Dimon acknowledged that technology companies, such as PayPal and Stripe, had previously outperformed JPMorgan, leading to a loss in market share. Now, the bank is prepared to invest substantial sums into technological features to regain its competitive edge. The CEO stated, “We got beat badly, so we should be very cautious of that. When we do a lot of this investing we’re talking about…we try to be very disciplined about it, but we have to compete at that level, too. We can’t just put our head in the sand and say that doesn’t affect us.”
Investing in AI: Opportunities and Challenges
JPMorgan projected its 2026 expenses to reach $105 billion, with $20 billion earmarked for technology. This represents a 10% increase from the $96 billion spent in 2025, with a quarter of the $9 billion increase going towards tech and “tech-adjacent” investments. The bank’s commitment to investing in AI is clear, despite the difficulty in measuring the return on these investments.
According to the bank’s estimates, 150,000 JPMorgan employees use its internal large language model each week, reportedly saving four hours per day due to the technology. The bank aims to focus its AI efforts on customer service and internal technology for software engineers.

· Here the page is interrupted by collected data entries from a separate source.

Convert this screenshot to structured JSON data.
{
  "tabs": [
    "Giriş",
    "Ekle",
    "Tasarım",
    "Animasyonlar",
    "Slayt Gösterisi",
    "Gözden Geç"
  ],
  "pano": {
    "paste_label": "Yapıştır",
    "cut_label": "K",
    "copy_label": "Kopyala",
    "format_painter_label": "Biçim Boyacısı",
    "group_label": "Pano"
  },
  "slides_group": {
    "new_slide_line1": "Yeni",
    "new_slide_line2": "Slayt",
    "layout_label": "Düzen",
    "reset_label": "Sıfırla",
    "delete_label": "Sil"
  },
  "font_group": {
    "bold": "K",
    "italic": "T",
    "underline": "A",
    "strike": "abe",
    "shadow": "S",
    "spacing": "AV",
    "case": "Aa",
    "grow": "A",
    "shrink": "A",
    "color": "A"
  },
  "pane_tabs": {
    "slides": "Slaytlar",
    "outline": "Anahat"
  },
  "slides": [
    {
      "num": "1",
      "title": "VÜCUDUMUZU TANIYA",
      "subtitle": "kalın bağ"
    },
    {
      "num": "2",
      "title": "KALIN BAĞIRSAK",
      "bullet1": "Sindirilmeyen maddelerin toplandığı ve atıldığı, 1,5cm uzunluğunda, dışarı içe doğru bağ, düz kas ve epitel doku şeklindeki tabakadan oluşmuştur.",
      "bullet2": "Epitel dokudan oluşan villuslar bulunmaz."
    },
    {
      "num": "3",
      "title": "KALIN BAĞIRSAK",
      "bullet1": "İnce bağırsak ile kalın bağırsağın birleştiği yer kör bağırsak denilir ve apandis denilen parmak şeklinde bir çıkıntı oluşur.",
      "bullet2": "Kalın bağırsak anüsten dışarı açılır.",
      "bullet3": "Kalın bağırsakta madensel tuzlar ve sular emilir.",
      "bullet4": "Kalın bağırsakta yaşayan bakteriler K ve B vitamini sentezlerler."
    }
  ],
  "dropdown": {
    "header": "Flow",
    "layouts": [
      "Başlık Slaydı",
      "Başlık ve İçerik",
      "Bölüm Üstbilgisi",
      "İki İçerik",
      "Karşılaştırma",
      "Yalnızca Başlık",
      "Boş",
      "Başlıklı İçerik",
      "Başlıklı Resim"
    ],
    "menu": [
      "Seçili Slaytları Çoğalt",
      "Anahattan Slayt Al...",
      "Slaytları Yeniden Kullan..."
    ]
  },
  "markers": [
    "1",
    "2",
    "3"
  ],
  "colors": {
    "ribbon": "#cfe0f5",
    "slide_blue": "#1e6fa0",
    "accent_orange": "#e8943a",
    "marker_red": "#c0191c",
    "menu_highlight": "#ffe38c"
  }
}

However, the rise of AI technology also brings potential challenges. Investors have expressed concerns that AI innovation could pose a threat to software companies and, to some extent, their creditors. Dimon also raised the issue of the potential social impact of AI, suggesting that while AI might increase productivity, it could also lead to job losses.
Private Credit: A Growing Market with Potential Risks
JPMorgan’s co-CEO of Commercial and Investment Bank, Troy Rohrbaugh, addressed the recent unease in the private-credit market. Despite the apprehension, Rohrbaugh stated that there is still substantial capital being deployed in the private-credit ecosystem, with JPMorgan positioned at the heart of it.
Last year, JPMorgan announced plans to allocate $50 billion from its balance sheet, along with nearly $15 billion from multiple co-lenders, to expand its private-credit business. As of the end of 2025, the bank had deployed almost $14 billion. Rohrbaugh highlighted that both traditional banks and nonbank lenders have room to grow in private credit. However, he also acknowledged that credit distress is not limited to software companies in the long term.
Preparing for Future Financial Cycles
While JPMorgan is actively investing and expanding, Dimon warned of the potential risks associated with the current high asset prices, suggesting that they could be a harbinger of a financial cycle. The CEO expressed his concerns, stating, “There will be a cycle one day. I don’t know when there’s going to be a cycle. I don’t know what confluence of events will cause that cycle. My anxiety is high over it. I’m not assuaged by the fact that asset prices are high. In fact, I think the assets are the risk.”
As JPMorgan navigates the current competitive banking landscape and prepares for future financial cycles, its commitment to investing in technology and expanding its private-credit business underscores the bank’s determination to remain at the forefront of the industry.